Öne çıkan moleküller için de biyolojik testler ve virüs nötralizasyon testleri
yapıldı” dedi.
“VİRÜSÜN ETKİSİNİ 20 SAATE KADAR ÖTELİYOR”
15 bin molekül içinden 25 molekülü seçtiklerini anlatan Prof. Dr. Durdağı,
“Bunlar içinde biyokimyasal testler yapıldı. TÜBİTAK MAM’da gerçekleştirilen
virüs nötralizasyon testlerinde bir tane molekülümüzün ciddi anlamda korona virüse
karşı etkin olduğunu ortaya koyduk. Önce molekül sağlıklı hücre ile etkileştirilip
ardından virus ile enfekte edildiğinde virüsün aktivitesini 8 saate kadar
ötelediği bulundu. Virüs sağlıklı hücreyi enfekte ettikten sonra molekül kullanıldığında
ise 20 saate kadar virüsün tesirini ötelediğini gördük” diye konuştu
380 GÖNÜLLÜ ÜZERİNDE FAZ-2 ÇALIŞMASI
Faz-2 çalışmaları ile ilgili da bilgi veren Prof. Dr. Durdağı, “380 gönüllü
hastada denemek için hem klinik etik kurulu izinlerini aldık hem de Türkiye
İlaç ve Tıbbi Cihaz Kurumu klinik çalışma yapabilme iznimizi aldık. Faz-2 çalışmaları
8 farklı hastanede 380 gönüllü hasta üzerinde ekranlara gelecek. Montelukast adlı molekül
özellikle astım ve alerji tedavilerinde çok fazla yoğunlukla kullanılan bir
ilaç. Misal verilecek olursa Amerika’da en fazla reçetelenen 16’ncı ilaçtır. 1998 senesinden
bu yana da kullanımdadır. 2012’de patent zamanı geçmiştir. Beklentimiz 3 ay
içinde Faz-2 çalışmasının raporlanması. 1.5 ay içinde bir ara raporumuzda
olacak” değerlendirmesinde bulundu.
“HASTALARIMIZA YENİ BİR ÇARE OLARAK SUNABİLME ŞANSINA KAVUŞACAĞIZ”

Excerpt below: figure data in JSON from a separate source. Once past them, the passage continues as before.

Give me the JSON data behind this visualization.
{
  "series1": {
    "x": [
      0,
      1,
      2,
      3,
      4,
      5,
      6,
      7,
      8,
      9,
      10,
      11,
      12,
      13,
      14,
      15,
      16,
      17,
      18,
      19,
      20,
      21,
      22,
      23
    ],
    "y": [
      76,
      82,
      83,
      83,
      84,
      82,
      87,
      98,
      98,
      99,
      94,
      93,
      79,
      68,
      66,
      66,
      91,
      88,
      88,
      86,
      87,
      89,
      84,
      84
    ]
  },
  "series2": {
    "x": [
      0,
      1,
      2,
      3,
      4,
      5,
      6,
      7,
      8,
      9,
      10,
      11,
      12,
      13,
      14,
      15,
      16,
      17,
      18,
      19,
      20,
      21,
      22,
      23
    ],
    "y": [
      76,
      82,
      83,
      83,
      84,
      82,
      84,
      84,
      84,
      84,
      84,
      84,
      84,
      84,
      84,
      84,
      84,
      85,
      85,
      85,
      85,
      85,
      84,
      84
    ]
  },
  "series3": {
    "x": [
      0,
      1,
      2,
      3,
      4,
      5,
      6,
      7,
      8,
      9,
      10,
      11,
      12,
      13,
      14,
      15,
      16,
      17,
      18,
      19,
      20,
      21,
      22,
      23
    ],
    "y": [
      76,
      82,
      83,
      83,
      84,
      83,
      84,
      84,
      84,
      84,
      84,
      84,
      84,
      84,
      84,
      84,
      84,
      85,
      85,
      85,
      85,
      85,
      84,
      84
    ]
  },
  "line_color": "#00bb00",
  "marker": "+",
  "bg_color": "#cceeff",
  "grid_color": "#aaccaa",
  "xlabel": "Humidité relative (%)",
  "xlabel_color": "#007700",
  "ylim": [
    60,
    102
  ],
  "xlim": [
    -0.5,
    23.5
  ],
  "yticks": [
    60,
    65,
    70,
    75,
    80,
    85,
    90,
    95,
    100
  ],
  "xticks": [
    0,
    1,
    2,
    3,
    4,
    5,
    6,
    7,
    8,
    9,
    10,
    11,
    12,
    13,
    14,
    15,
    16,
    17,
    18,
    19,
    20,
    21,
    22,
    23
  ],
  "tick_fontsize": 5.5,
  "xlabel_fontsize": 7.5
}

Bahçeşehir Üniversitesi Tıp Fakültesi Dekanı Prof. Dr. Türker Kılıç ise korona virüs
sürecinde en başarılı sınavı verenin bilim dünyası olduğunu vurgulayarak çalışma
ile ilgili şunları dile getirdi:
“Tahminlerden fazla daha erken aşı bulundu. Birçok yerde yapılan mühim
araştırmalar var. Bu araştırma da mühim araştırmalardan bir tanesi. Korona virüs
nasıl tedavi edileceğinde sürecin hızlandırılmasındaki en mühim yollardan bir tanesi de var
olan ve başka hastalıklar için halihazırda kullanılan ilaç kütüphanelerinin
bu hastalığa yönelik olarak da kısa bir sürede kliniğe aktarılabilmesi hususundaki
gelişmeler oldu. Bu hususta da biz laboratuvarımızda özellikle, Serdar Durdağı
hocanın laboratuvarında, var olan hemen hemen 15 bin molekülün korona virüste kullanılıp
kullanılamayacağı yönünde ilk kez bir in siliko çalışma başlattık. Bu 15 bin
molekülün içinden seçilen moleküllerden bazıları hastalığın nasıl tedavi edileceğine aday
moleküller halini aldıler. Bu laboratuvarda yapılan araştırmalarla kısa bir sürede
Faz-2 çalışması haline getirildi. Amaç Faz-3’ü tamamlamak ama içinde olduğumuz
pandemi koşullarında eğer molekül Faz-2’de de başarılı sonuçlar verirse zaten
halihazırda başka hastalıklarda kullanılan bu molekülü kısa bir sürede acil kullanım
kaideleriyla birlikte Faz-3 aşamasını da aşarak hastalarımıza yeni bir çare olarak
sunabilme şansına kavuşmuş bulunacağız.”